Your T-cells are sent to a specialised lab where a viral vector (usually a lentivirus or retrovirus) inserts the chimeric antigen receptor (CAR) gene. This reprogrammes them to target a specific protein on cancer cells. This takes 2-4 weeks.
The engineered CAR-T cells are multiplied in the lab to reach the therapeutic dose — typically millions to billions of cells. Quality control checks ensure the cells are safe and effective.
Before receiving your CAR-T cells, you'll typically have a short course of lymphodepleting chemotherapy to make space for the new cells. The CAR-T infusion itself takes just minutes, but you'll be monitored in hospital for 2-4 weeks.
CAR-T Trials by Condition
- Acute Lymphoblastic Leukaemia (ALL) — CD19-targeted CAR-T (tisagenlecleucel, brexucabtagene) is approved; trials focus on earlier lines and new constructs
- Diffuse Large B-Cell Lymphoma (DLBCL) — Multiple approved CAR-T products; trials testing in 2nd line and combinations
- Multiple Myeloma — BCMA-targeted CAR-T (ide-cel, cilta-cel) showing dramatic responses; next-gen dual-target CAR-T in trials
- Acute Myeloid Leukaemia (AML) — Early-phase trials targeting CD33, CD123, and other AML antigens
- Follicular Lymphoma & Mantle Cell — Expanding CAR-T into indolent lymphomas with promising results
- Solid Tumours — Early trials targeting GD2 (neuroblastoma), HER2, mesothelin, and other solid tumour antigens
Eligibility and Assessment
CAR-T trial eligibility is more complex than standard drug trials:
- Performance status — You need to be well enough to withstand the treatment process (typically ECOG 0-2)
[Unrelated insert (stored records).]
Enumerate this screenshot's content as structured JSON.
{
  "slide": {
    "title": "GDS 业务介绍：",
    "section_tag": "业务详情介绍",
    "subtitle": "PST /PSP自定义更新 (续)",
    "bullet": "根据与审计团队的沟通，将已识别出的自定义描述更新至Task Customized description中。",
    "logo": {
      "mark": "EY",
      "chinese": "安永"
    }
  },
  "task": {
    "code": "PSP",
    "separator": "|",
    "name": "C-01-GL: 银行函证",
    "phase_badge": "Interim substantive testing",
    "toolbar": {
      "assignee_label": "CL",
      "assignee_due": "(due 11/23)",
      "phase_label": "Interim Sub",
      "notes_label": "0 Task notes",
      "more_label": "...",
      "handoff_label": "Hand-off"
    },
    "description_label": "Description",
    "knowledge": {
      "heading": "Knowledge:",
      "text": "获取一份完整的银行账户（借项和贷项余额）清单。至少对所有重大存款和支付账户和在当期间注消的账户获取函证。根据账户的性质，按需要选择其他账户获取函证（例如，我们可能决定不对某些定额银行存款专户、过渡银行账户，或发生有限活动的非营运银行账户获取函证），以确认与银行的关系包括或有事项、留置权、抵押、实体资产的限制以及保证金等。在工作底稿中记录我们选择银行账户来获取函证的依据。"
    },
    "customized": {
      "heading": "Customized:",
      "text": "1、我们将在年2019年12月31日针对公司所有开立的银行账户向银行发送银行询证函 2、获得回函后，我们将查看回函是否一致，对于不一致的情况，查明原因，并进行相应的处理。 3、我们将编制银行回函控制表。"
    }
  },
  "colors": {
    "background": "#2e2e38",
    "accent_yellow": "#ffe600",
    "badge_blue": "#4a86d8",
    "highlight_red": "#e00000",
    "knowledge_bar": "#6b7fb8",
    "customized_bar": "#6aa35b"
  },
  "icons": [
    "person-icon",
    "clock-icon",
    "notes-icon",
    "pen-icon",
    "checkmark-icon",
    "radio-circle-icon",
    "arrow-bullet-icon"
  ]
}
- Organ function — Adequate heart, lung, liver, and kidney function required
- Disease-specific criteria — Specific markers like CD19 expression, BCMA expression, or disease refractory status
- Prior treatments — Most trials require failure of at least 2 prior lines of therapy
- No active infections — Including HIV, hepatitis B/C (some trials allow controlled HIV)
- T-cell fitness — Your collected T-cells must be healthy enough to be engineered
Important: CAR-T therapy requires specialised centres with expertise in cell therapy. UK CAR-T centres include The Christie (Manchester), UCLH (London), Birmingham, Glasgow, and others. Your referral pathway may depend on your nearest centre.
Side Effects and Monitoring
- Cytokine Release Syndrome (CRS) — The most significant side effect. Fever, low blood pressure, and difficulty breathing occur as CAR-T cells multiply and release inflammatory cytokones. Occurs in 30-90% of patients (most are mild). Treated with tocilizumab.
- Immune Effector Cell-Associated Neurotoxicity (ICANS) — Confusion, tremor, or difficulty speaking. Usually resolves within days. Close neurological monitoring is standard.
- Long-term B-cell aplasia — CD19-targeted CAR-T destroys normal B-cells too, requiring immunoglobulin replacement therapy.
- Infection risk — You'll be immunosuppressed for months. Prophylactic antibiotics and antivirals are standard.